C’est une toute autre exigence que celle de la soumission à des prescriptions, que celle de l’insertion dans une pratique bien cadrée. Cela peut sembler bien peu rassurant lorsqu’on cherche des repères que ce soit à l’adolescence ou lorsque le flou et l’incertitude gagnent du terrain. L’Évangile qui résonne à Pentecôte ne propose pas de morale mais du discernement, pas de répétition mais l’ouverture au nouveau et à l’altérité, pas de copié-collé mais l’engagement d’une singularité distinguée et reconnue, devenant porteuse de la Parole, c’est à dire porteuse du Christ qui est Parole de Dieu. Il n’y a pas de savoir sur Dieu à apprendre, mais, comme l’a dit Abel, à comprendre ce Dieu de relation. Et ainsi que le racontent les quatre évangiles, les rencontres du Christ ne se produisent pas toutes sur le même modèle, elles ne produisent pas toutes le même effet sur celles et ceux que Jésus-Christ rencontre. Alors les paroles humaines qui vont traduire une expérience singulière d’écoute de la Parole de Dieu, d’accueil de l’Évangile sont diverses. Abel a parlé d’un protecteur et d’un guide, un autre parlera de la vie sauvée du non-sens ou du désespoir, un autre de la dignité restaurée et reconnue, un autre encore de la libération de la culpabilité ou d’une logique d’oppression, encore un autre témoignera de l’amour inconditionnel qui l’a recueilli. Aucun témoignage n’a force de loi pour autrui, aucun témoignage n’est normatif. Il n’y a pas à demander à qui que ce soit ce qu’il faut dire, ce qu’il faut penser, ce qu’il faut croire. Chacun est capable de parler puisqu’en lui l’Esprit fait passer, couler, résonner la Parole divine et créatrice. Ainsi, ce qu’une personne dit de Dieu qui la fait vivre, de l’Évangile qui la libère est toujours Bonne Nouvelle à entendre.

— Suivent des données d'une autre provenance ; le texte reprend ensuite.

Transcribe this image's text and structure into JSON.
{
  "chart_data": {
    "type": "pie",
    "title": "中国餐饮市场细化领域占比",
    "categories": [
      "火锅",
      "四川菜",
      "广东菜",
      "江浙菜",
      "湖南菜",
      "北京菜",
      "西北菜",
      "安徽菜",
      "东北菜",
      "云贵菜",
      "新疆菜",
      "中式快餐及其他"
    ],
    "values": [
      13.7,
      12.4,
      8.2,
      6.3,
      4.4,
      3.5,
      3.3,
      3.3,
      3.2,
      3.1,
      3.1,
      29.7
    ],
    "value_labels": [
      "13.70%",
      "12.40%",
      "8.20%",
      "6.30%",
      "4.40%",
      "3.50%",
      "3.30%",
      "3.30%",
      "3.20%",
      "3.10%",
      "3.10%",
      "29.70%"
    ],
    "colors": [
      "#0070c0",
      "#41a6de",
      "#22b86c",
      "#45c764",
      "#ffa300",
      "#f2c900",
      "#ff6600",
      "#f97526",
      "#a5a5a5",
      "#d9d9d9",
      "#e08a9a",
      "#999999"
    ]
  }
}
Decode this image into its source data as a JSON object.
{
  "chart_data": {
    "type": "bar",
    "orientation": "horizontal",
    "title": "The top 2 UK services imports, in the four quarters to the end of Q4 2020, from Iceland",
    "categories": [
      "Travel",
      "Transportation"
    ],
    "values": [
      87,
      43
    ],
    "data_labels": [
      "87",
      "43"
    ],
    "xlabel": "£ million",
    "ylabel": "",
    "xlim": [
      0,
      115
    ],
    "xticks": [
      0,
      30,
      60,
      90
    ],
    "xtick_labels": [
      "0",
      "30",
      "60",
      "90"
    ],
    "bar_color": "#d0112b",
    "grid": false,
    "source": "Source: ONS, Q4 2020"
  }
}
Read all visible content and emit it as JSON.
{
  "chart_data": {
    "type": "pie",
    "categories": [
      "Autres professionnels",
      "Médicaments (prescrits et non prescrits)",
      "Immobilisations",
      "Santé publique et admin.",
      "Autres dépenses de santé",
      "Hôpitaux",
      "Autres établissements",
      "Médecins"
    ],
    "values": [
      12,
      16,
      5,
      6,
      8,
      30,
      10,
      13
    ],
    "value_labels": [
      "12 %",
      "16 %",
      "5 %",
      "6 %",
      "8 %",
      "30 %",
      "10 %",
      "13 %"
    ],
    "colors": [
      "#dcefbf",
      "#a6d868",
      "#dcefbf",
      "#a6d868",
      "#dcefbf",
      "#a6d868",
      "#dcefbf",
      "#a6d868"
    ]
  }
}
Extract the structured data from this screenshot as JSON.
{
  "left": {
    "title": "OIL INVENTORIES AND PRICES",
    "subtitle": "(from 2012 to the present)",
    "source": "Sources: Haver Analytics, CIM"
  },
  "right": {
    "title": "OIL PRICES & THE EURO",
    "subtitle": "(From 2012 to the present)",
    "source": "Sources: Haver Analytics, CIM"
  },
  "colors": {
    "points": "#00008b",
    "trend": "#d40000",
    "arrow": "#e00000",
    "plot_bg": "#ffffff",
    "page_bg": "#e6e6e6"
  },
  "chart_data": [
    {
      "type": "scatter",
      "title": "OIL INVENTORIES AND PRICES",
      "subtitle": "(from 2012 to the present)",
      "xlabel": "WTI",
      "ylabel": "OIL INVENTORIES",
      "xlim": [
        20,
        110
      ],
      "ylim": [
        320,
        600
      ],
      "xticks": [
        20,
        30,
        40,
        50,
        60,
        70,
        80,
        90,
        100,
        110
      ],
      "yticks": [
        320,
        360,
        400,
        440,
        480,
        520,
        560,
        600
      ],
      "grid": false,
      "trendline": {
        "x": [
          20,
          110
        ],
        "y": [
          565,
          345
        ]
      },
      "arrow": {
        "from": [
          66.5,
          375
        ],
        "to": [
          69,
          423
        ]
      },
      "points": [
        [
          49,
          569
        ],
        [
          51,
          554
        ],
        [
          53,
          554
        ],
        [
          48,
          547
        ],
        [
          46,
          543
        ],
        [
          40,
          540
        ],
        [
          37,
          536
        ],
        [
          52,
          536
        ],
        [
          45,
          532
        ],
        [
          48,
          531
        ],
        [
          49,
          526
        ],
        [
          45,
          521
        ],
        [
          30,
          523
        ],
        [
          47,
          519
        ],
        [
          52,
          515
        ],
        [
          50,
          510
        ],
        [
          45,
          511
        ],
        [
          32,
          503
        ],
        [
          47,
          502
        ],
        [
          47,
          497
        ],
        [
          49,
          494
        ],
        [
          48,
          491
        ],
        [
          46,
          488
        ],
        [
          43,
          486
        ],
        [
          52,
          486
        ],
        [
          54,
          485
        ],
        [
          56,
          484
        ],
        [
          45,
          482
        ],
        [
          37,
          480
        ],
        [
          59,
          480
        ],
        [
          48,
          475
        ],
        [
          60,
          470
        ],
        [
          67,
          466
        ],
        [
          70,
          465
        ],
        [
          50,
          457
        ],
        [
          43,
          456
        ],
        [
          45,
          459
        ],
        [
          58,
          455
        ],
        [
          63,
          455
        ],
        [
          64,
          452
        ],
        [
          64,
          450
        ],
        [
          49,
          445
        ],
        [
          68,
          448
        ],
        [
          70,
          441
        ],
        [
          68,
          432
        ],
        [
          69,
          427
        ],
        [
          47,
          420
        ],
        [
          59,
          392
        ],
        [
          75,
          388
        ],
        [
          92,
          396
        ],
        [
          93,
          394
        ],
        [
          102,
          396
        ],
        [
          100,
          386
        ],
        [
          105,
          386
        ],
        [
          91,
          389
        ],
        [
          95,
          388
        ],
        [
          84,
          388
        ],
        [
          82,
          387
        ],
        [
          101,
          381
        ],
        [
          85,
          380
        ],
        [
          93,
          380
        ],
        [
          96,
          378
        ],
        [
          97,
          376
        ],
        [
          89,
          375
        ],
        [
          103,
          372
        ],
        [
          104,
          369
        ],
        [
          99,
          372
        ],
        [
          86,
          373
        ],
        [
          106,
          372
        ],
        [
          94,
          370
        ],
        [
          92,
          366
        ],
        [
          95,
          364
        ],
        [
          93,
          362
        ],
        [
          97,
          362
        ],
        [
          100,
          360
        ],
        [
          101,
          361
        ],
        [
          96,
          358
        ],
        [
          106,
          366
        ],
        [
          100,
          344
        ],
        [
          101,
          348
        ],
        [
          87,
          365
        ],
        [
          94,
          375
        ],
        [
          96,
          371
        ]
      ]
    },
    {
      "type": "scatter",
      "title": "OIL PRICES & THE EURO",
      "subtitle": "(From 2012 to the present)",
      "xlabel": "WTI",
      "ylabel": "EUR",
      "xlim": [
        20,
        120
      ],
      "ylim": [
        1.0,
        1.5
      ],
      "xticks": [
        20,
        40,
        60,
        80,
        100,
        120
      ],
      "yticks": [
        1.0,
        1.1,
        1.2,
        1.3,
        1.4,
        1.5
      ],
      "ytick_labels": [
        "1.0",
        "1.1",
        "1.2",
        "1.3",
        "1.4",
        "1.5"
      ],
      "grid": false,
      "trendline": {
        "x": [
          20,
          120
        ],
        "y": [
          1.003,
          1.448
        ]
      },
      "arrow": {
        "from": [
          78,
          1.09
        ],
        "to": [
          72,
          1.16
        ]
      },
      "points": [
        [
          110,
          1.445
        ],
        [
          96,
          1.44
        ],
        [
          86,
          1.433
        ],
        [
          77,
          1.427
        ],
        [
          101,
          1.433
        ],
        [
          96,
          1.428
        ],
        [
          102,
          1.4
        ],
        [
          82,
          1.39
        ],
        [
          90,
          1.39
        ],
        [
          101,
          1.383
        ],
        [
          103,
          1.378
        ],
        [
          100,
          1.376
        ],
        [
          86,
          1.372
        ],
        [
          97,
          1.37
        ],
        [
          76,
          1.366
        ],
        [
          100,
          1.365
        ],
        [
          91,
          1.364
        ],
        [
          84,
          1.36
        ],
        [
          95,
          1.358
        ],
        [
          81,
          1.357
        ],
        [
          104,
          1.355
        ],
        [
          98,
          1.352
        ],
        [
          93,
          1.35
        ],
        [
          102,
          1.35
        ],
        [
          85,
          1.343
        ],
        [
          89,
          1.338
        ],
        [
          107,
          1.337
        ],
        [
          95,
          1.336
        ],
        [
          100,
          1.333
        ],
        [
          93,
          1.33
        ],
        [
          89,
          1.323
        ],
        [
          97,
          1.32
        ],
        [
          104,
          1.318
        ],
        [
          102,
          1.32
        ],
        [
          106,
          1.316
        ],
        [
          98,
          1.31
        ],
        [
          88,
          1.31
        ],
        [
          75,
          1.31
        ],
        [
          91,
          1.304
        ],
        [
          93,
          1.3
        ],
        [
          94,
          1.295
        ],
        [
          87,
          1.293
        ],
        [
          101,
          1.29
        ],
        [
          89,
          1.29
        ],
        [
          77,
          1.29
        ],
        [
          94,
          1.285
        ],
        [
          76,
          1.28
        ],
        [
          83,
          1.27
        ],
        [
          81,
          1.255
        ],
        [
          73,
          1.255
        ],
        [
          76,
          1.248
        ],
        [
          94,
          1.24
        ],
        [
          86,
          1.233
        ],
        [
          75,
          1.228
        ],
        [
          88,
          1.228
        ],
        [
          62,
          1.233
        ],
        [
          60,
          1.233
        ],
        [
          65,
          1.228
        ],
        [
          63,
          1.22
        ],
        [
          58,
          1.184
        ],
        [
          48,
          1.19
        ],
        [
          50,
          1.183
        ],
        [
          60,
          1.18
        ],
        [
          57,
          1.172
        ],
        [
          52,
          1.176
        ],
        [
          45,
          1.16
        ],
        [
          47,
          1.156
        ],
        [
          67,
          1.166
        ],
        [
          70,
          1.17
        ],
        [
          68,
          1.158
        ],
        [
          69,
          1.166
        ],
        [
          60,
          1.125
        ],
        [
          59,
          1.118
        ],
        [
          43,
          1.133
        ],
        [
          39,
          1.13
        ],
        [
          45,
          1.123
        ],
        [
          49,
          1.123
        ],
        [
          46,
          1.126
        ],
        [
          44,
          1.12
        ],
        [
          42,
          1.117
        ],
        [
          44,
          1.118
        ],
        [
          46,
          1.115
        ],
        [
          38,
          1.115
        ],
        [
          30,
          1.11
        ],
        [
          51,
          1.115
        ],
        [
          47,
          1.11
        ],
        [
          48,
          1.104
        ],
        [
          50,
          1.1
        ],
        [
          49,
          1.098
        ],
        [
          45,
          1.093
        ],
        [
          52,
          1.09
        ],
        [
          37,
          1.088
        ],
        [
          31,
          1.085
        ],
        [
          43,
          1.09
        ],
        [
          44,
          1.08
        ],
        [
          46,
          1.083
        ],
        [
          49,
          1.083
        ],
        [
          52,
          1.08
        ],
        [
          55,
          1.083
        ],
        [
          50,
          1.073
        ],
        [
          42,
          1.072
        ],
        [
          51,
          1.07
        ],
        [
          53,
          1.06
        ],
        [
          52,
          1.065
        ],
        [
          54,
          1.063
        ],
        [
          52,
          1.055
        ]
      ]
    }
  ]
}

Des singularités reliées en une vaste diversité toujours ouverte,
des langues, des traductions et des interprétations multiples,
la pluralité de paroles humaines chatoyant au prisme de l’Évangile :
dans le souffle de l’Esprit de liberté et de confiance,
respirons, chacune, chacun, tous. Nous pourrons voir, entendre et dire les merveilles de Dieu.